Thursday, July 01, 2010

Guest Blogger: Holly Green

With any organization, whether "for profit" or (as in our case) "not," numerous players are necessary to make it work. Lauren Rogers Museum of Art is open to the public six days a week and is kept running on a daily basis by a staff of 10 full-time and five part- time employees. We are the faces you see most often, but there are two other groups who are tireless champions of this beloved institution. They deserve, at the very least, an official pat on the back via my little article today.

First, LRMA is governed by the Eastman Memorial Foundation Board of Directors, named for Lauren Eastman Rogers’ grandfather, Lauren Chase Eastman. The Board consists of 15 members who also serve on the Museum’s operating committees such as Collections, Programs and Exhibitions, Property, Personnel, and Finance.
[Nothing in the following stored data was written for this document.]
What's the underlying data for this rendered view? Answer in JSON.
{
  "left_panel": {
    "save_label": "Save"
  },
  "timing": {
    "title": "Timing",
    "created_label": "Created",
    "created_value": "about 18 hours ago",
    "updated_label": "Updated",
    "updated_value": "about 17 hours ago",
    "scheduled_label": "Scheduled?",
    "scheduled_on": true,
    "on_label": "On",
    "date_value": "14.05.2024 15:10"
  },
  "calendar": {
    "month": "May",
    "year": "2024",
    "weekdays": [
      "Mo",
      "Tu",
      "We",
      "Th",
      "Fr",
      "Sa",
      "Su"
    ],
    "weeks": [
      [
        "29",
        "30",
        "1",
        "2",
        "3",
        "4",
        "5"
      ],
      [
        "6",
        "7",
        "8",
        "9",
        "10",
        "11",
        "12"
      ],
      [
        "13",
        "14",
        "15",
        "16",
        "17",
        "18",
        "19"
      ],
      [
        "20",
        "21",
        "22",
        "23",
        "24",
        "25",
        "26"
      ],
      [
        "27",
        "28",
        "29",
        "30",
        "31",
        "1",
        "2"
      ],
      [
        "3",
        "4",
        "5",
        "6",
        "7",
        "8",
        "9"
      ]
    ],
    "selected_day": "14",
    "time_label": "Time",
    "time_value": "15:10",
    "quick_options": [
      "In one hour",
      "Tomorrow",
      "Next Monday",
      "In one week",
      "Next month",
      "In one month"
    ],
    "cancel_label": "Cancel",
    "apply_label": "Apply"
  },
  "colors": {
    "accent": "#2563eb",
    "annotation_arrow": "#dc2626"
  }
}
These committees, along with the full Board, meet quarterly in addition to participating in many of the Museum’s events throughout the year.

We have just wrapped up two busy weeks of committee and Board meetings, so it is quite fresh on my mind just what this dynamic group of individuals does for us. We are often commended on the involvement of our Board members and their belief in and commitment to the Museum. Their outstanding leadership has helped to bring LRMA to the level of excellence it is known for in the museum world today.
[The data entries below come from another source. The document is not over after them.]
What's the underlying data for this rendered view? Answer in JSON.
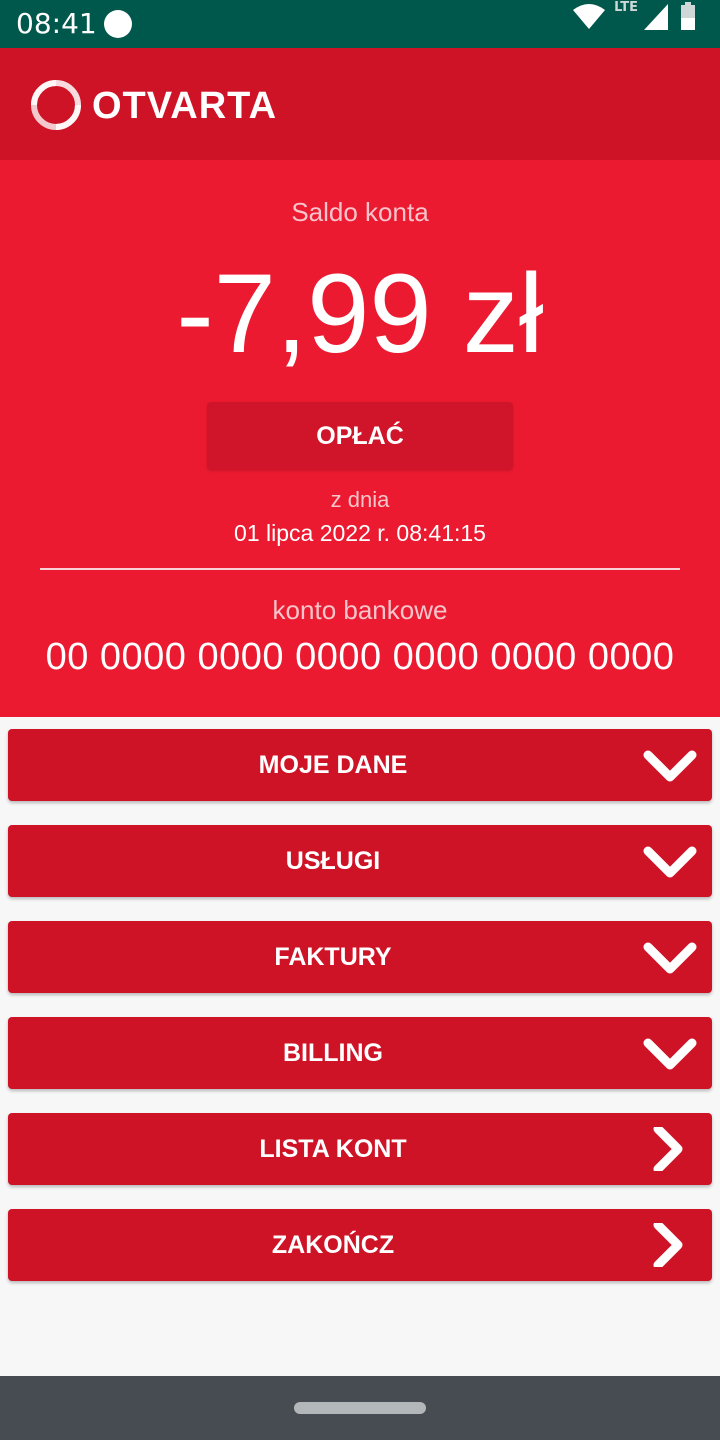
{
  "status_bar": {
    "time": "08:41",
    "network": "LTE"
  },
  "header": {
    "brand": "OTVARTA",
    "logo_icon": "otvarta-logo-icon"
  },
  "balance": {
    "label": "Saldo konta",
    "amount": "-7,99 zł",
    "pay_button": "OPŁAĆ",
    "date_label": "z dnia",
    "date_value": "01 lipca 2022 r. 08:41:15",
    "account_label": "konto bankowe",
    "account_number": "00 0000 0000 0000 0000 0000 0000"
  },
  "menu": {
    "items": [
      {
        "label": "MOJE DANE",
        "icon": "chevron-down-icon"
      },
      {
        "label": "USŁUGI",
        "icon": "chevron-down-icon"
      },
      {
        "label": "FAKTURY",
        "icon": "chevron-down-icon"
      },
      {
        "label": "BILLING",
        "icon": "chevron-down-icon"
      },
      {
        "label": "LISTA KONT",
        "icon": "chevron-right-icon"
      },
      {
        "label": "ZAKOŃCZ",
        "icon": "chevron-right-icon"
      }
    ]
  },
  "colors": {
    "status_bar": "#00574b",
    "header": "#cf1327",
    "panel": "#eb1a30",
    "menu_item": "#cf1327",
    "nav_bar": "#474c52"
  }
}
The second group, equally important in its own way, is the Museum’s Guild of Docents and Volunteers. Once again, LRMA is known for its strong volunteer program, a tradition that goes back several decades. We now have more than 100 volunteers and docents in our Guild, which is impressive for a small town. Museums in much larger cities have far fewer volunteers and docents.

Our docents give tours to huge numbers of school children each year, as well as collegiate art students, travelers passing through, and visiting dignitaries. Volunteers can be seen painting faces and stringing beads at our "front lawn" festivals and helping to shepherd children through the galleries. They often come on short notice when we call for assistance with a Museum mailing and bring a positive attitude with them, I might add. We are also blessed with some wonderful cooks in the Guild and are lucky enough to enjoy their culinary talents at many of our events. We are certainly grateful for all the gifts they possess and unselfishly share with us.

Both the Museum’s Board of Directors and its Guild of Docents & Volunteers give hundreds of hours of their time to the Museum each year. I fear we don’t say it often enough, so, from this Marketing Director and on behalf of the entire LRMA staff, thank you all for caring about "our" Museum. We truly appreciate all you do.

Holly Green is Director of Marketing for the Lauren Rogers Museum of Art.